Bordeaux : le port affiche une baisse de 1,4% en 2025
Le GPM de Bordeaux affiche une baisse de son trafic global de 1,4% à 6,2 Mt. Les trafics énergétiques laissent le pas aux vracs solides.
Le GPM de Bordeaux enregistre une année 2025 en baisse. Un recul lié à une restructuration structurelle des flux dans le port girondin. Les courants traditionnels s’épuisent. Les nouvelles activités, notamment autour des vracs solides, ne compensent pas les diminutions.
Les flux énergétiques se recomposent
Du côté des baisses de trafic, le port de Bordeaux voit ses flux énergétiques baisser. Un recul qui concerne principalement les énergies fossiles traditionnelles comme le gasoil, le fioul et le kérosène. Les bio-carburants s’inscrivent dans la même tendance avec un repli de 12,1%. Cependant, ce repli est conjoncturel, explique la direction du port.
Conteneurs : la baisse des entrées
L’autre ralentissement des trafics bordelais concerne les conteneurs. Avec 19 285 EVP, ce courant perd 12,1%. Deux tendances se dessinent dans ce trafic. En effet, les entrées reculent quand les sorties affichent une progression de 2,5% pour les conteneurs pleins. Les perspectives demeurent optimistes. Ainsi, le groupe CMA CGM, qui assure la ligne feeder sur Bordeaux, aligne un nouveau navire depuis la fin de l’année 2025. Doté d’une plus grande capacité, il constitue un atout clé pour attirer de futurs nouveaux trafics.

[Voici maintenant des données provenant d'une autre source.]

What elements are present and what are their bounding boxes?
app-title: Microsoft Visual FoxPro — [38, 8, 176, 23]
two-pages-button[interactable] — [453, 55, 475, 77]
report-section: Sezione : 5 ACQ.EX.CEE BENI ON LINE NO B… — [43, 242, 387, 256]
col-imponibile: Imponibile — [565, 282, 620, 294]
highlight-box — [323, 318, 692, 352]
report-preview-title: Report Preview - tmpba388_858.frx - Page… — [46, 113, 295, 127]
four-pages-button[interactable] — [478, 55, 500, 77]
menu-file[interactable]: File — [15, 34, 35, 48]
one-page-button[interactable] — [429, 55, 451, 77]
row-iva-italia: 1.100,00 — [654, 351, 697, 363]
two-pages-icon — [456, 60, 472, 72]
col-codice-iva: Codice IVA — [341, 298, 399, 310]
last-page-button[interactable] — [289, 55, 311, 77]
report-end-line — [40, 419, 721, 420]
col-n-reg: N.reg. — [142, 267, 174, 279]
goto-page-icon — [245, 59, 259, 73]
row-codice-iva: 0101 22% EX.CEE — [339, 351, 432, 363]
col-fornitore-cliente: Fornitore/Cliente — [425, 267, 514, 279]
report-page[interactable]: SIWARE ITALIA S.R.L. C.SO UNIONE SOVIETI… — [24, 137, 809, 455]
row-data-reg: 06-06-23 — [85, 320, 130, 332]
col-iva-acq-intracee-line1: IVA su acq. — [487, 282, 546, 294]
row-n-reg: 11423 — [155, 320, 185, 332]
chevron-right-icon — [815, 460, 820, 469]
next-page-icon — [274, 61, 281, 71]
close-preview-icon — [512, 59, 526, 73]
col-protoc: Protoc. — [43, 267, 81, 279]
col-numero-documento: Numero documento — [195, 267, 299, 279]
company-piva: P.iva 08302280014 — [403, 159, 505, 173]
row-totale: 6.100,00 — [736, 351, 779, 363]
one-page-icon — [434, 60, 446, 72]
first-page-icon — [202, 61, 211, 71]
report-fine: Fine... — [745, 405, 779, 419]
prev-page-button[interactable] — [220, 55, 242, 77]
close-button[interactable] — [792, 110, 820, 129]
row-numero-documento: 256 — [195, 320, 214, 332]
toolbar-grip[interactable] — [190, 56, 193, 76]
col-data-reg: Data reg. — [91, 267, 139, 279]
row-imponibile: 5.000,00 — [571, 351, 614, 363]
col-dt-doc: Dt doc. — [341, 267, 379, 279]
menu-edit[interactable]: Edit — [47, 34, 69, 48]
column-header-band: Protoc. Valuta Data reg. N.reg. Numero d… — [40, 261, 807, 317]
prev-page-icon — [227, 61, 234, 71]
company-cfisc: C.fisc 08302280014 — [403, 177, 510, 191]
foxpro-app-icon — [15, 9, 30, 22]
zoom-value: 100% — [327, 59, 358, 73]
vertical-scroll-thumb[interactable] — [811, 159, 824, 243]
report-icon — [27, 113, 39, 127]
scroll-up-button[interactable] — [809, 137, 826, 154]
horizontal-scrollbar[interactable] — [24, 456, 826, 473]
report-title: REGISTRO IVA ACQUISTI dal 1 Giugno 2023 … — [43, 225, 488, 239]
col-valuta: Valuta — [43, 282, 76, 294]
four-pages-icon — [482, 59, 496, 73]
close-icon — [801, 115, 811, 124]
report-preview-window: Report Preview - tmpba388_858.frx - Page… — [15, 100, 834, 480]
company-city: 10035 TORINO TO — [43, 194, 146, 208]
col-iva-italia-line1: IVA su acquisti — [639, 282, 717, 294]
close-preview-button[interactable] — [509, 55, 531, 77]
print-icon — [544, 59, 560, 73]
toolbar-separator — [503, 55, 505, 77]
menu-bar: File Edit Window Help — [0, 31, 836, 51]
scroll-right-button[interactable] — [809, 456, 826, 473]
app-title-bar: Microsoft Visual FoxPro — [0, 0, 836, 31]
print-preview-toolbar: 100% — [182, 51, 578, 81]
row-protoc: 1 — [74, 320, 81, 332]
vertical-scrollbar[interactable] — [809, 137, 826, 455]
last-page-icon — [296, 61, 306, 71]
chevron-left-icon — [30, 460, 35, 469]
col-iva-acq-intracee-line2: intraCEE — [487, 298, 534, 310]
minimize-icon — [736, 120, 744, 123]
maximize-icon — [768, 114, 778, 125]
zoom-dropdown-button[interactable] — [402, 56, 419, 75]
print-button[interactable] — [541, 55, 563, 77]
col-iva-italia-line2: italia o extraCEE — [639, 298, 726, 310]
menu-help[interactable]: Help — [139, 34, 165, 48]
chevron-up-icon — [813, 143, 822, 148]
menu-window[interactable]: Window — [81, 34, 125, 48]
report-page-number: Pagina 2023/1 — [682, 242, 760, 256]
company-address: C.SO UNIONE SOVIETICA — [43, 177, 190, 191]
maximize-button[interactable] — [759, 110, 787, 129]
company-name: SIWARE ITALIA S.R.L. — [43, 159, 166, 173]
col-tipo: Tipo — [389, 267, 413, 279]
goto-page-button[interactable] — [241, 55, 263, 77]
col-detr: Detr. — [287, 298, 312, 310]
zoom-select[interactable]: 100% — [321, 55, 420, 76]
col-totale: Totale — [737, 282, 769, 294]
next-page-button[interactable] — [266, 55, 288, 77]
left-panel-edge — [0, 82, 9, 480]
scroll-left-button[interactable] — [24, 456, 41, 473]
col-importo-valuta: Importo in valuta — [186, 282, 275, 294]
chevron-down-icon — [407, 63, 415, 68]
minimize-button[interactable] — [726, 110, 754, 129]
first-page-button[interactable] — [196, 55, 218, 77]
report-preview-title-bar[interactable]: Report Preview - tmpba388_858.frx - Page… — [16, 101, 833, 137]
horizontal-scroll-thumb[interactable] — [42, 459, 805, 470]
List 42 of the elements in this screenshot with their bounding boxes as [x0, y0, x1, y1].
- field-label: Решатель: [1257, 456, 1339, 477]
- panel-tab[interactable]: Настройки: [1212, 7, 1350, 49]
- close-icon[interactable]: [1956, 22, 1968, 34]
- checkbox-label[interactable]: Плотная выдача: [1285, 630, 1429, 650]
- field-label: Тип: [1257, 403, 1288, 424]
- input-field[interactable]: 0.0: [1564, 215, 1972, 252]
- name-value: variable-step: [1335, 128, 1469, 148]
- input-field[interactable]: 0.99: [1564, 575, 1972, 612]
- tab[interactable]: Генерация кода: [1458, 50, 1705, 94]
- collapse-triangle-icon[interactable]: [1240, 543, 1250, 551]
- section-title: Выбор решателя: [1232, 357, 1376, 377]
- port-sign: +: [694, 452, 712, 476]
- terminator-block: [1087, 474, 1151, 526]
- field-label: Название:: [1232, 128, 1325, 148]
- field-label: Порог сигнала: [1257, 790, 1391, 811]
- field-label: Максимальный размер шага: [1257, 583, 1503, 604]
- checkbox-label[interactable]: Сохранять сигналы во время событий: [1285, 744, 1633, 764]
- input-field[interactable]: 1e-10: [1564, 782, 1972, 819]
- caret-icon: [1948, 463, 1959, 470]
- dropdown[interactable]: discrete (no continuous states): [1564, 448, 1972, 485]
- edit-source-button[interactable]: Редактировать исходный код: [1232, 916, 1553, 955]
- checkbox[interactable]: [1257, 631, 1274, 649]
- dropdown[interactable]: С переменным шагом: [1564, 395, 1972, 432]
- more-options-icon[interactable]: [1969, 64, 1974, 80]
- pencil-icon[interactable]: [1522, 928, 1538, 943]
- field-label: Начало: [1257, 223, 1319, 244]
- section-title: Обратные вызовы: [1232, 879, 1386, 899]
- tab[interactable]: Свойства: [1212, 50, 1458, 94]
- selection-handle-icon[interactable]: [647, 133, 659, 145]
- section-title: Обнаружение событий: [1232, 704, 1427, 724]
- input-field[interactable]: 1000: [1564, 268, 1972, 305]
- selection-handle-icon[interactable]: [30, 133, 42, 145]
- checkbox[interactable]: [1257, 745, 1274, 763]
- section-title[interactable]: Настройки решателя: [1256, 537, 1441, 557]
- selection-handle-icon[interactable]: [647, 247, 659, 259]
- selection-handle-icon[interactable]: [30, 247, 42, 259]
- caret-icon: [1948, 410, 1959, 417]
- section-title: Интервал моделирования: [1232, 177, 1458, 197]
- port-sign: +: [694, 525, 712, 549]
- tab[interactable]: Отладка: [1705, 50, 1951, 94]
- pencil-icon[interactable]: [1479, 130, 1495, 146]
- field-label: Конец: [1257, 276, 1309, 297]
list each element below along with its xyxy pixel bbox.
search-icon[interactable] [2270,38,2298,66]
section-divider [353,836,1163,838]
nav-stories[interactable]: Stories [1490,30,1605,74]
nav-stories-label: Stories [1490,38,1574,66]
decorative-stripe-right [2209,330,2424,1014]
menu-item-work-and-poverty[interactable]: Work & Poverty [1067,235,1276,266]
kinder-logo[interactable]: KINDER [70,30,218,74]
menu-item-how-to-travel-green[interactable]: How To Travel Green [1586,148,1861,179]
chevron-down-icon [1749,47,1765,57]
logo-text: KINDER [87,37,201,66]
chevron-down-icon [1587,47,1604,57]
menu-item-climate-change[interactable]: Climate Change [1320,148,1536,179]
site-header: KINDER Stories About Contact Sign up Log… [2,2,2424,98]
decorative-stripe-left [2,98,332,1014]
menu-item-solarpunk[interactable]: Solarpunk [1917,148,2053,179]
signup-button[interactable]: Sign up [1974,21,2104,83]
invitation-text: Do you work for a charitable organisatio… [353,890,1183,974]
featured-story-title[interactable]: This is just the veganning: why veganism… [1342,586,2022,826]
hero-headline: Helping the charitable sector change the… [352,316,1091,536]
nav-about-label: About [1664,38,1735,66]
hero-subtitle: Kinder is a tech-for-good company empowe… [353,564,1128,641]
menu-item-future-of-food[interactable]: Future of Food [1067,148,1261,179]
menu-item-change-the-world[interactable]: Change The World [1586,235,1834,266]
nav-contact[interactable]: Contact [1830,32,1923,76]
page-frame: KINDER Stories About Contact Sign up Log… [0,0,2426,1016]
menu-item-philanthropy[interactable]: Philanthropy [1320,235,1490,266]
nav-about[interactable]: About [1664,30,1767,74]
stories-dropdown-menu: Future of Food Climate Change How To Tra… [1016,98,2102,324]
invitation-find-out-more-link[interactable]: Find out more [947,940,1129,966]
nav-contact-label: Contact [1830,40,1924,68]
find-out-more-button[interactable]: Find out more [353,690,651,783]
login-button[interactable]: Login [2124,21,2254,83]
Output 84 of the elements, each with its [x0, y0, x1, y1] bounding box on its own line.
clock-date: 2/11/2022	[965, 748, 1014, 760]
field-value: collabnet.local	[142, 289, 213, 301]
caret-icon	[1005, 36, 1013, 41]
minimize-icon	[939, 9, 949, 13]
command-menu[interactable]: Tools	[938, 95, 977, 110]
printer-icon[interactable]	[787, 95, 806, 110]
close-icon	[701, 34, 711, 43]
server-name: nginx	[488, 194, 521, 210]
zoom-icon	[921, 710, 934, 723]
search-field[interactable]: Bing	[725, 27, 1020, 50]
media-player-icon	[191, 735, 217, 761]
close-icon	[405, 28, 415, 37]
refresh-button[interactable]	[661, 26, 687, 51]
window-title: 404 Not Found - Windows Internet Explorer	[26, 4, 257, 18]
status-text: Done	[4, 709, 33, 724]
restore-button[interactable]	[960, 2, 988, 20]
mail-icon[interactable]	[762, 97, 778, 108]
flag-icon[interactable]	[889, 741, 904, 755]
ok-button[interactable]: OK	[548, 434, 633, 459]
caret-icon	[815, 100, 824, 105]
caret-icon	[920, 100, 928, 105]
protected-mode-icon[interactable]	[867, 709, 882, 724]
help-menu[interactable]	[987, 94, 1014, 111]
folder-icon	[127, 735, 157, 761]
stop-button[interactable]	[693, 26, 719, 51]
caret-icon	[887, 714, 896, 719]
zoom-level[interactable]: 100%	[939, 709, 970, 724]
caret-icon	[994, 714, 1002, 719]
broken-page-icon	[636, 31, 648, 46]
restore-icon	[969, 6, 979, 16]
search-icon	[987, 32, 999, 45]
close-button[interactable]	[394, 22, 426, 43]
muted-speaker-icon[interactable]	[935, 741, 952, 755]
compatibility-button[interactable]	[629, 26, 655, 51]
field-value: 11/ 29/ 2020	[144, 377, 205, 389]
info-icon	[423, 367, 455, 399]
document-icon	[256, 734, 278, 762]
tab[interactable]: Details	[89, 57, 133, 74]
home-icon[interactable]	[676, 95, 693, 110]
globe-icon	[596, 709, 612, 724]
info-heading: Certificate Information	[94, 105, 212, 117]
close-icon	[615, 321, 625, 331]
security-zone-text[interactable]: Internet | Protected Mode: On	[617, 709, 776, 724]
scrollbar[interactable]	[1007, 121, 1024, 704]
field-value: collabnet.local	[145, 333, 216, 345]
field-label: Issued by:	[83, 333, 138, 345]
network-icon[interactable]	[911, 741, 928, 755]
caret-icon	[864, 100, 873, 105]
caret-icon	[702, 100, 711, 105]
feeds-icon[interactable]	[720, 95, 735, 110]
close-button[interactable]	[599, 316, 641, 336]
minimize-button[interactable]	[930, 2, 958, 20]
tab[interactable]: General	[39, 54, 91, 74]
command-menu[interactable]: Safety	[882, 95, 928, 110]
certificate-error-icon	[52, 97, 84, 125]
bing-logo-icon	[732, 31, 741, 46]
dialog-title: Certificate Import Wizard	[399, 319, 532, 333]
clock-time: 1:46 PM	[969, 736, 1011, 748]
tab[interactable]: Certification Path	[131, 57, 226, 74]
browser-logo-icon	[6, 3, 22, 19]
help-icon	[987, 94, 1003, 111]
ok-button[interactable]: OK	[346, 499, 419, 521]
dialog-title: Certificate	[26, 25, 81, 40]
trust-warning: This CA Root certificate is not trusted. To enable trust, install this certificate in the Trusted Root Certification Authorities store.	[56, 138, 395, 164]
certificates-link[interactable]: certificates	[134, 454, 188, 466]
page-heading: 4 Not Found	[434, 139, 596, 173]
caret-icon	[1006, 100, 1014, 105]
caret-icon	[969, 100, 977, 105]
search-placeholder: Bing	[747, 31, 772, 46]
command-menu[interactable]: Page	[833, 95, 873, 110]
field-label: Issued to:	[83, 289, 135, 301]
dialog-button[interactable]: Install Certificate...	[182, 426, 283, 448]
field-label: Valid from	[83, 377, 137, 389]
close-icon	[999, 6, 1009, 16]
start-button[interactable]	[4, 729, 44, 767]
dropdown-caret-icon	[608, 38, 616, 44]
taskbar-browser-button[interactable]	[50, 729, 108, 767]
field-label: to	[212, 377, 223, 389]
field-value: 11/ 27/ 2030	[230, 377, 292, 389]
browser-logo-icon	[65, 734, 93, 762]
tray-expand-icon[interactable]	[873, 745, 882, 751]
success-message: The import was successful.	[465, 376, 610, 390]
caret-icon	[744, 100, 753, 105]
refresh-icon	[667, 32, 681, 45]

Les vracs solides font la hausse
Quant aux volumes en hausse, ils se concentrent principalement dans les vracs solides. Une catégorie qui enregistre une progression de 13% à l’import et de 15% à l’export. « Des résultats qui confortent le positionnement renforcé du GPMB sur ses filières territoriales (céréales) et sur les importations de matières premières », indique l’autorité portuaire. Dans ce courant, les matériaux de seconde vie participent avec une progression de 9% de leur volume. Au sein de ces matériaux se retrouve le verre pilé qui améliore son score de 9%. Les matériaux liés au BTP parviennent à se maintenir. Une performance compte tenu de l’économie de la filière. Enfin, l’agro-industrie s’inscrit dans cette tendance. Elle enregistre une progression de 13% de ses flux. Une filière tirée par les exportations de maïs qui gagnent 26%.
L’année 2026 pour lancer le projet stratégique
Les perspectives du GPM de Bordeaux entame l’année 2026 avec élan. Le port lance le nouveau projet stratégique 2026-2030. L’année en cours sera aussi celle de la définition d’un plan d’investissement. Il vise à accompagner les grandes transitions en cours sur les filières du port. Il aura en charge de participer à la décarbonation des activités logistiques, industrielles et portuaires.